The year 2023 was a crucial year for the Swiss real estate market, marked by significant developments and major challenges. Switzerland, known for its economic stability, faced internal and external factors that influenced real estate market trends. In this study, we will delve into the retrospective analysis of real estate trends in 2023 and provide projections for the year 2024.
In 2023, the Swiss real estate market recorded the lowest price increase since the subprime crisis. Apartment prices increased by only 0.9%, while houses saw a growth of 0.7%. This limited growth was primarily due to significant increases in interest rates that curbed demand. Potential buyers faced higher borrowing costs, reducing their purchasing power and slowing down transaction rates.

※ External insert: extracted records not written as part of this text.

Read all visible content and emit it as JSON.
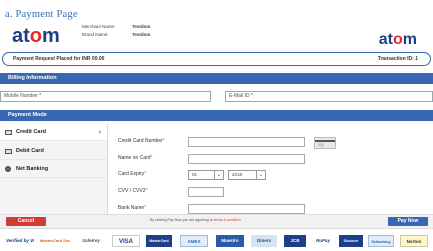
{
  "caption": "a.  Payment Page",
  "header": {
    "logo_left": {
      "pre": "at",
      "o": "o",
      "post": "m",
      "tagline": ""
    },
    "merchant_name_label": "Merchant Name:",
    "merchant_name_value": "Testdom",
    "brand_name_label": "Brand Name:",
    "brand_name_value": "Testdom",
    "logo_right": {
      "pre": "at",
      "o": "o",
      "post": "m"
    },
    "payment_request": "Payment Request Placed for INR 00.00",
    "transaction_id": "Transaction ID: 1"
  },
  "billing": {
    "title": "Billing Information",
    "mobile_placeholder": "Mobile Number *",
    "email_placeholder": "E-Mail ID *"
  },
  "payment_mode": {
    "title": "Payment Mode",
    "options": [
      {
        "label": "Credit Card",
        "icon": "card-icon"
      },
      {
        "label": "Debit Card",
        "icon": "card-icon"
      },
      {
        "label": "Net Banking",
        "icon": "globe-icon"
      }
    ]
  },
  "card_form": {
    "number_label": "Credit Card Number",
    "name_label": "Name on Card",
    "expiry_label": "Card Expiry",
    "expiry_month": "01",
    "expiry_year": "2018",
    "cvv_label": "CVV / CVV2",
    "bank_label": "Bank Name",
    "required_mark": "*"
  },
  "footer": {
    "cancel_label": "Cancel",
    "agree_text": "By clicking Pay Now you are agreeing to",
    "agree_link": "terms & condition",
    "pay_label": "Pay Now"
  },
  "brand_logos": [
    "Verified by VISA",
    "MasterCard SecureCode",
    "SafeKey",
    "VISA",
    "MasterCard",
    "AMEX",
    "Maestro",
    "Diners",
    "JCB",
    "RuPay",
    "Discover",
    "Netbanking",
    "Norton"
  ],
  "colors": {
    "primary": "#3868b3",
    "cancel": "#d43a36",
    "logo_dark": "#1c3f86",
    "logo_accent": "#e8282b"
  }
}
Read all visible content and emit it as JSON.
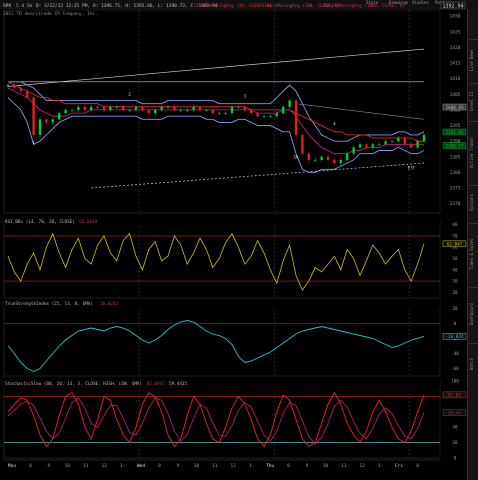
{
  "header": {
    "symbol": "SPX",
    "timeframe": "5 d 5m",
    "bar_info": "D: 3/22/12 12:35 PM, O: 1396.75, H: 1392.86, L: 1390.73, C: 1392.94",
    "study_a": "SimpleMovingAvg (20, CLOSE, 0)",
    "study_b": "SimpleMovingAvg (200, CLOSE, 0)",
    "study_c": "SimpleMovingAvg (1000, CLOSE, 0)",
    "copyright": "2012 TD Ameritrade IP Company, Inc.",
    "toolbar": [
      "Style",
      "Drawings",
      "Studies",
      "Patterns"
    ],
    "last_price": "1392.94"
  },
  "sidebar": {
    "tabs": [
      "Live News",
      "Level II",
      "Active Trader",
      "Options",
      "Times & Sales",
      "Dashboard",
      "Watch"
    ]
  },
  "price_panel": {
    "y_labels": [
      "1430",
      "1425",
      "1420",
      "1415",
      "1410",
      "1405",
      "1400",
      "1395",
      "1390",
      "1385",
      "1380",
      "1375",
      "1370"
    ],
    "markers": [
      "1",
      "2",
      "3",
      "4",
      "16",
      "E?F"
    ],
    "price_tags": [
      {
        "text": "1400.93",
        "color": "#cccccc"
      },
      {
        "text": "1392.94",
        "color": "#00cc44"
      },
      {
        "text": "1389.57",
        "color": "#00cc44"
      }
    ]
  },
  "rsi_panel": {
    "title": "RSI_BBs (14, 70, 30, CLOSE)",
    "value": "62.8419",
    "badge": "62.847",
    "levels": [
      "80",
      "70",
      "60",
      "50",
      "40",
      "30",
      "20"
    ]
  },
  "tsi_panel": {
    "title": "TrueStrengthIndex (25, 13, 8, EMA)",
    "value": "-16.8243",
    "badge": "-16.824",
    "levels": [
      "20",
      "0",
      "-20",
      "-40",
      "-60"
    ]
  },
  "stoch_panel": {
    "title": "StochasticSlow (80, 20, 14, 3, CLOSE, HIGH, LOW, SMA)",
    "values": [
      "82.0947",
      "59.4435"
    ],
    "badges": [
      "82.09",
      "59.44"
    ],
    "levels": [
      "100",
      "80",
      "60",
      "40",
      "20",
      "0"
    ]
  },
  "x_axis": {
    "ticks": [
      "Mon",
      "8",
      "9",
      "10",
      "11",
      "12",
      "1:",
      "Wed",
      "8",
      "9",
      "10",
      "11",
      "12",
      "1:",
      "Thu",
      "8",
      "9",
      "10",
      "11",
      "12",
      "1:",
      "Fri",
      "8"
    ]
  },
  "colors": {
    "background": "#000000",
    "candle_up": "#00cc33",
    "candle_down": "#dd2222",
    "bollinger": "#8899ee",
    "ma_magenta": "#cc2288",
    "ma_red": "#ee3333",
    "rsi_line": "#ccbb33",
    "tsi_line": "#33bbcc",
    "stoch_k": "#ee2222",
    "stoch_d": "#aa2266",
    "level_red": "#cc2222",
    "level_cyan": "#33cccc"
  },
  "chart_data": [
    {
      "type": "line",
      "name": "price",
      "ylim": [
        1367,
        1432
      ],
      "close": [
        1408,
        1407,
        1406,
        1404,
        1392,
        1397,
        1396,
        1397,
        1399,
        1400,
        1400,
        1401,
        1400,
        1401,
        1401,
        1400,
        1401,
        1401,
        1400,
        1400,
        1401,
        1400,
        1399,
        1400,
        1401,
        1401,
        1400,
        1400,
        1400,
        1401,
        1400,
        1400,
        1399,
        1399,
        1399,
        1401,
        1401,
        1400,
        1399,
        1398,
        1398,
        1398,
        1399,
        1401,
        1403,
        1392,
        1386,
        1384,
        1384,
        1385,
        1384,
        1383,
        1384,
        1386,
        1388,
        1389,
        1388,
        1389,
        1389,
        1390,
        1390,
        1391,
        1389,
        1388,
        1390,
        1392
      ],
      "bollinger_upper": [
        1409,
        1409,
        1409,
        1408,
        1407,
        1405,
        1403,
        1403,
        1403,
        1403,
        1403,
        1403,
        1403,
        1403,
        1403,
        1403,
        1403,
        1403,
        1403,
        1403,
        1403,
        1402,
        1402,
        1402,
        1402,
        1403,
        1403,
        1403,
        1403,
        1403,
        1403,
        1403,
        1403,
        1402,
        1402,
        1402,
        1402,
        1402,
        1402,
        1402,
        1402,
        1402,
        1404,
        1406,
        1408,
        1406,
        1402,
        1398,
        1395,
        1392,
        1391,
        1390,
        1390,
        1390,
        1391,
        1392,
        1392,
        1392,
        1392,
        1392,
        1392,
        1393,
        1393,
        1392,
        1392,
        1393
      ],
      "bollinger_lower": [
        1404,
        1402,
        1400,
        1396,
        1389,
        1390,
        1392,
        1394,
        1396,
        1397,
        1398,
        1398,
        1398,
        1398,
        1398,
        1398,
        1398,
        1398,
        1398,
        1398,
        1398,
        1397,
        1397,
        1397,
        1397,
        1398,
        1398,
        1398,
        1398,
        1398,
        1398,
        1397,
        1397,
        1396,
        1396,
        1396,
        1397,
        1397,
        1396,
        1395,
        1395,
        1395,
        1394,
        1393,
        1393,
        1386,
        1381,
        1380,
        1380,
        1381,
        1381,
        1381,
        1382,
        1383,
        1384,
        1386,
        1386,
        1386,
        1387,
        1387,
        1387,
        1388,
        1387,
        1386,
        1386,
        1387
      ],
      "ma_magenta": [
        1407,
        1406,
        1405,
        1404,
        1402,
        1400,
        1399,
        1398,
        1398,
        1398,
        1399,
        1399,
        1399,
        1400,
        1400,
        1400,
        1400,
        1400,
        1400,
        1400,
        1400,
        1400,
        1400,
        1400,
        1400,
        1400,
        1400,
        1400,
        1400,
        1400,
        1400,
        1400,
        1400,
        1400,
        1400,
        1400,
        1400,
        1400,
        1400,
        1399,
        1399,
        1399,
        1399,
        1400,
        1400,
        1398,
        1395,
        1392,
        1390,
        1388,
        1387,
        1386,
        1386,
        1386,
        1387,
        1387,
        1388,
        1388,
        1388,
        1389,
        1389,
        1389,
        1389,
        1389,
        1389,
        1389
      ],
      "ma_red": [
        1409,
        1408,
        1407,
        1406,
        1405,
        1404,
        1404,
        1403,
        1403,
        1402,
        1402,
        1402,
        1402,
        1402,
        1402,
        1401,
        1401,
        1401,
        1401,
        1401,
        1401,
        1401,
        1401,
        1401,
        1401,
        1401,
        1401,
        1401,
        1401,
        1401,
        1401,
        1401,
        1401,
        1401,
        1401,
        1401,
        1401,
        1401,
        1400,
        1400,
        1400,
        1400,
        1400,
        1400,
        1400,
        1399,
        1398,
        1397,
        1396,
        1395,
        1394,
        1393,
        1393,
        1392,
        1392,
        1392,
        1392,
        1391,
        1391,
        1391,
        1391,
        1391,
        1391,
        1391,
        1390,
        1390
      ],
      "trendlines": [
        {
          "from": [
            0,
            1407.5
          ],
          "to": [
            65,
            1419.5
          ],
          "color": "#cccccc"
        },
        {
          "from": [
            0,
            1409
          ],
          "to": [
            65,
            1409
          ],
          "color": "#cccccc"
        },
        {
          "from": [
            45,
            1402
          ],
          "to": [
            65,
            1397
          ],
          "color": "#888888"
        },
        {
          "from": [
            13,
            1375
          ],
          "to": [
            65,
            1383
          ],
          "color": "#cccccc",
          "dashed": true
        }
      ]
    },
    {
      "type": "line",
      "name": "RSI",
      "ylim": [
        15,
        85
      ],
      "levels": [
        70,
        30
      ],
      "values": [
        52,
        38,
        30,
        45,
        55,
        40,
        60,
        72,
        55,
        42,
        58,
        68,
        50,
        45,
        62,
        70,
        55,
        48,
        66,
        72,
        52,
        40,
        58,
        65,
        48,
        52,
        70,
        62,
        45,
        55,
        68,
        58,
        42,
        50,
        64,
        72,
        60,
        45,
        52,
        66,
        55,
        40,
        28,
        48,
        62,
        35,
        22,
        30,
        42,
        38,
        45,
        52,
        40,
        58,
        50,
        35,
        48,
        62,
        55,
        45,
        52,
        58,
        40,
        30,
        45,
        63
      ]
    },
    {
      "type": "line",
      "name": "TSI",
      "ylim": [
        -70,
        30
      ],
      "levels": [
        0
      ],
      "values": [
        -30,
        -40,
        -52,
        -60,
        -64,
        -60,
        -50,
        -40,
        -30,
        -22,
        -16,
        -10,
        -8,
        -6,
        -8,
        -10,
        -6,
        -4,
        -6,
        -10,
        -16,
        -22,
        -26,
        -22,
        -16,
        -8,
        -2,
        2,
        4,
        2,
        -4,
        -10,
        -14,
        -16,
        -20,
        -28,
        -44,
        -52,
        -50,
        -46,
        -42,
        -38,
        -32,
        -26,
        -20,
        -14,
        -10,
        -8,
        -6,
        -4,
        -6,
        -8,
        -10,
        -12,
        -14,
        -16,
        -18,
        -20,
        -24,
        -28,
        -32,
        -30,
        -26,
        -22,
        -20,
        -17
      ]
    },
    {
      "type": "line",
      "name": "Stochastic",
      "ylim": [
        0,
        100
      ],
      "levels": [
        80,
        20
      ],
      "k": [
        60,
        70,
        78,
        75,
        55,
        30,
        15,
        25,
        55,
        80,
        85,
        70,
        40,
        25,
        50,
        80,
        75,
        50,
        30,
        20,
        40,
        70,
        85,
        80,
        60,
        30,
        15,
        25,
        55,
        80,
        70,
        45,
        25,
        20,
        40,
        65,
        80,
        70,
        50,
        25,
        15,
        30,
        60,
        82,
        75,
        50,
        25,
        15,
        20,
        45,
        70,
        85,
        70,
        45,
        30,
        20,
        35,
        60,
        75,
        60,
        40,
        25,
        20,
        35,
        60,
        82
      ],
      "d": [
        55,
        62,
        70,
        74,
        68,
        52,
        35,
        25,
        32,
        52,
        72,
        78,
        65,
        45,
        40,
        55,
        68,
        68,
        52,
        33,
        30,
        45,
        65,
        78,
        75,
        58,
        35,
        22,
        30,
        52,
        70,
        65,
        45,
        30,
        28,
        42,
        62,
        72,
        66,
        48,
        30,
        22,
        35,
        58,
        72,
        68,
        48,
        28,
        18,
        27,
        45,
        67,
        75,
        66,
        48,
        32,
        25,
        38,
        57,
        65,
        58,
        42,
        28,
        25,
        38,
        59
      ]
    }
  ]
}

Unlike some of its European neighbors, such as Germany and France, where real estate prices declined in 2023, Switzerland maintained stable prices despite modest growth. This suggests a certain resilience in the Swiss market. Switzerland has always been considered an attractive real estate market due to its economic and political stability, which continued to attract both domestic and foreign investors in 2023.
At the regional level, disparities in real estate prices were pronounced. Some cities such as Zug, Sion, Lugano, and Biel experienced price increases of more than 2%, while others like Basel and Lausanne faced significant declines. These disparities were often linked to local factors such as supply and demand, as well as specific economic developments in each region.
A major trend in 2023 was the significant decrease in real estate transactions in Switzerland, with a 25% drop compared to the ten-year average. This reduction was mainly due to increased borrowing costs associated with rising mortgage rates. Swiss 10-year mortgage rates saw a considerable increase, rising from less than 1% to over 3% at their peak before stabilizing around 2% by year-end. Consequently, the costs for a couple buying a house nearly doubled compared to a few years ago, reducing interest in new real estate loans. Moreover, economic uncertainty and expectations of a possible decline in real estate prices likely deterred many potential buyers from taking action in 2023.
In 2024, the Swiss real estate market approaches the future with cautious optimism. Several factors contribute to this sentiment. Firstly, inflation, which showed signs of weakness at the end of 2023, ended on a positive note, alleviating concerns of a recession. Inflation can have a significant impact on the real estate market as it influences the monetary policies of central banks and interest rates.
Interest rates, having likely reached their peak, are expected to start declining. This reduction could prompt central banks, including the Swiss National Bank (SNB), to lower key interest rates in the near future. Interest rates are a key factor for real estate buyers, as lower rates mean lower borrowing costs, which can stimulate demand in the real estate market.
With limited supply and an expected increase in demand, real estate prices are likely to experience a slightly higher increase than in 2023. This trend could facilitate negotiations between buyers and sellers. However, a spectacular price rebound is unlikely as caution prevails.
The number of transactions is also expected to rise, especially for investment properties. Market values, seeming to have reached their lowest point, should stabilize in 2024, encouraging more potential buyers to take action. Real estate investors may see this period as an opportunity to make acquisitions at relatively low prices.
The upcoming American elections could also influence global economic policies. With Democrats possibly seeking to boost the economy to gain favor with voters, this could have an impact on global economic stability and, by extension, the Swiss real estate market. Political decisions made in the United States often have global repercussions, and it is important to monitor how they evolve.
In conclusion, 2023 was a year of challenges for the Swiss real estate market, but the outlook for 2024 is optimistic. Positive signals such as the reduction in interest rates and price stabilization could invigorate the market. However, it is essential to remain cautious in the face of global economic uncertainty and closely monitor international economic developments that could influence the Swiss real estate market in the months ahead. Market participants will need to adapt to new conditions and opportunities while maintaining a prudent vigilance.